70 Spanish hospitals and almost 500 patients is the objective of the most ambitious clinical trial in Hematology developed in Spain in multiple myeloma to date. It is being developed by the group GEM-Pethemaa cooperative research network supported by the Foundation of the same name, under the umbrella of the Spanish Society of Hematology and Hemotherapy (IT’S OKAY). The possibility of leading a multiple myeloma trial of this size 50 years ago was only a dream. A group of specialists dreamed big and today it is a reality. This September 5, World Multiple Myeloma Day, GEM-Pethema Remember that Spain is at the top of the world for research into this disease and that it is working to cure it.
The cutting-edge research carried out by the Spanish Myeloma Group translates into years of life. For the president of the SEHH, Maria Victoria Mateosalso co-coordinator of the GEM, “our cooperative group has carried out very relevant contributions in research in Hematology that have brought innovation closer to Spanish patients and contribute to generating knowledge and scientific evidence, both clinical and biological, through their research work”.
Juan Jose Lahuertaone of the founders of the Pethema Foundation and co-coordinator of GEM-Pethema together with specialists Jesus saint michael, Joan Blade y Maria Victoria Mateosrecalls the beginnings: “The first large GEM study, in patients with Newly Diagnosed Multiple Myeloma (MMND) was the observational Myeloma 2000 protocol. In 2005 we managed to start our first Phase III clinical trial”.
“When we started, at the end of the 1990s, in the patients included in the Spanish Registry of Autologous Transplantation in Multiple Myeloma, the median progression-free survival (SLP) had increased from 15 to 35 months. With the GEM12minus65 trial, PFS has exceeded a median of 80 months and we hope to get closer to a cure in the patients included in our most recent phase III clinical trial”, he underlines.

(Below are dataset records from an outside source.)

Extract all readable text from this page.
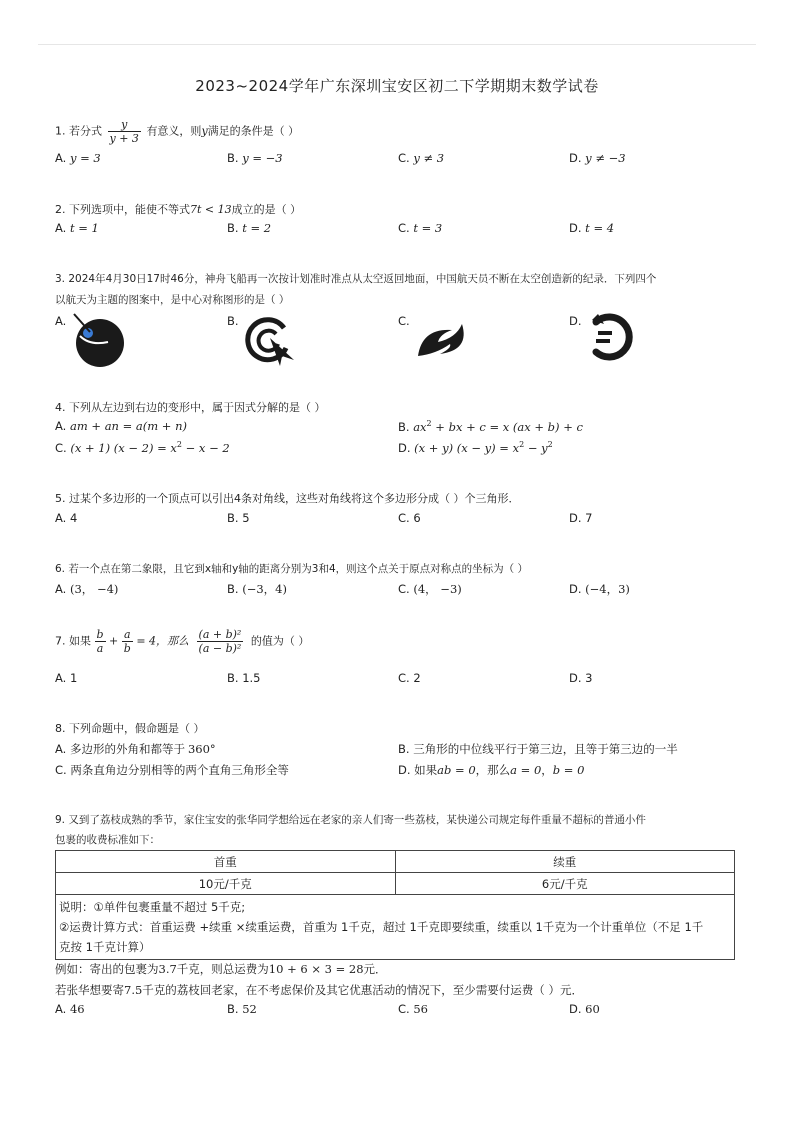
2023~2024学年广东深圳宝安区初二下学期期末数学试卷
1. 若分式 $\frac{y}{y + 3}$ 有意义，则y满足的条件是（ ）
A. y = 3	B. y = −3	C. y ≠ 3	D. y ≠ −3
2. 下列选项中，能使不等式7t < 13成立的是（ ）
A. t = 1	B. t = 2	C. t = 3	D. t = 4
3. 2024年4月30日17时46分，神舟飞船再一次按计划准时准点从太空返回地面，中国航天员不断在太空创造新的纪录．下列四个
以航天为主题的图案中，是中心对称图形的是（ ）
A.	B.	C.	D.
4. 下列从左边到右边的变形中，属于因式分解的是（ ）
A. am + an = a(m + n)	B. $ax^2$ + bx + c = x (ax + b) + c
C. (x + 1) $(x - 2) = x^2 - x - 2$	D. (x + y) $(x - y) = x^2 - y^2$
5. 过某个多边形的一个顶点可以引出4条对角线，这些对角线将这个多边形分成（ ）个三角形．
A. 4	B. 5	C. 6	D. 7
6. 若一个点在第二象限，且它到x轴和y轴的距离分别为3和4，则这个点关于原点对称点的坐标为（ ）
A. (3， −4)	B. (−3，4)	C. (4， −3)	D. (−4，3)
7. 如果 $\frac{b}{a} + \frac{a}{b} = 4$，那么 $\frac{\text{(a + b)²}}{\text{(a − b)²}}$ 的值为（ ）
A. 1	B. 1.5	C. 2	D. 3
8. 下列命题中，假命题是（ ）
A. 多边形的外角和都等于 360°	B. 三角形的中位线平行于第三边，且等于第三边的一半
C. 两条直角边分别相等的两个直角三角形全等	D. 如果ab = 0，那么a = 0，b = 0
9. 又到了荔枝成熟的季节，家住宝安的张华同学想给远在老家的亲人们寄一些荔枝，某快递公司规定每件重量不超标的普通小件
包裹的收费标准如下：
首重	续重
10元/千克	6元/千克

说明：①单件包裹重量不超过 5千克;
②运费计算方式：首重运费 +续重 ×续重运费，首重为 1千克，超过 1千克即要续重，续重以 1千克为一个计重单位（不足 1千
克按 1千克计算）	
例如：寄出的包裹为3.7千克，则总运费为10 + 6 × 3 = 28元．
若张华想要寄7.5千克的荔枝回老家，在不考虑保价及其它优惠活动的情况下，至少需要付运费（ ）元．
A. 46	B. 52	C. 56	D. 60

Results of clinical trials in myeloma
GEM21minus65 happens to Fase III GEM12menos65a clinical trial whose results, -still pending a new evaluation with greater follow-up-, were announced in 2022 at the Plenary Session of the 19th Congress of the International Myeloma Society. GEM12minus65, which included patients with newly diagnosed multiple myeloma (MMND) treated with VRD (bortezomib, lenalidomide and dexamethasone) before and after autotransplantation with melphalan or busulfan, followed by maintenance within the Phase III GEM2014MAIN clinical trial, which compared lenalidomide-dexamethasone vs . lenalidomide-dexamethasone-ixazomib (Rosiñol L et al. Blood 2023) has achieved a Progression Free Survival (PFS) of 80.8 months, the best ever reported, surpassing the 67.5 months that constituted the previous best reference (Richardson PD et al.NEJM 2022). “We hope to offer consolidated results in the coming months,” says Lahuerta.
GEM21menos65, con 62 active centers (70 planned) and 173 patients included (480 programmed) compares combination treatment of VRD extended up to 18 cycles together with a salvage early intervention strategy versus Isatuximab-VRD and versus Isatuximab-V-iberdomide in patients 65 years of age or younger with MMND candidates for autologous heart transplantation. hematopoietic progenitors (Taspe).
GEM-Pethema maintains four other clinical trials in the recruitment phase: GEM-Iberdarax, GEM-Belma, GEM-Rantab and GEM-Tectal. The first, a phase II trial with 140 patients (41 recruited to date), is carried out in 16 centers. Its objective is to evaluate dexamethasone iberdomide alone or in combination with standard multiple myeloma treatment regimens in MMND patients who are not candidates for transplantation.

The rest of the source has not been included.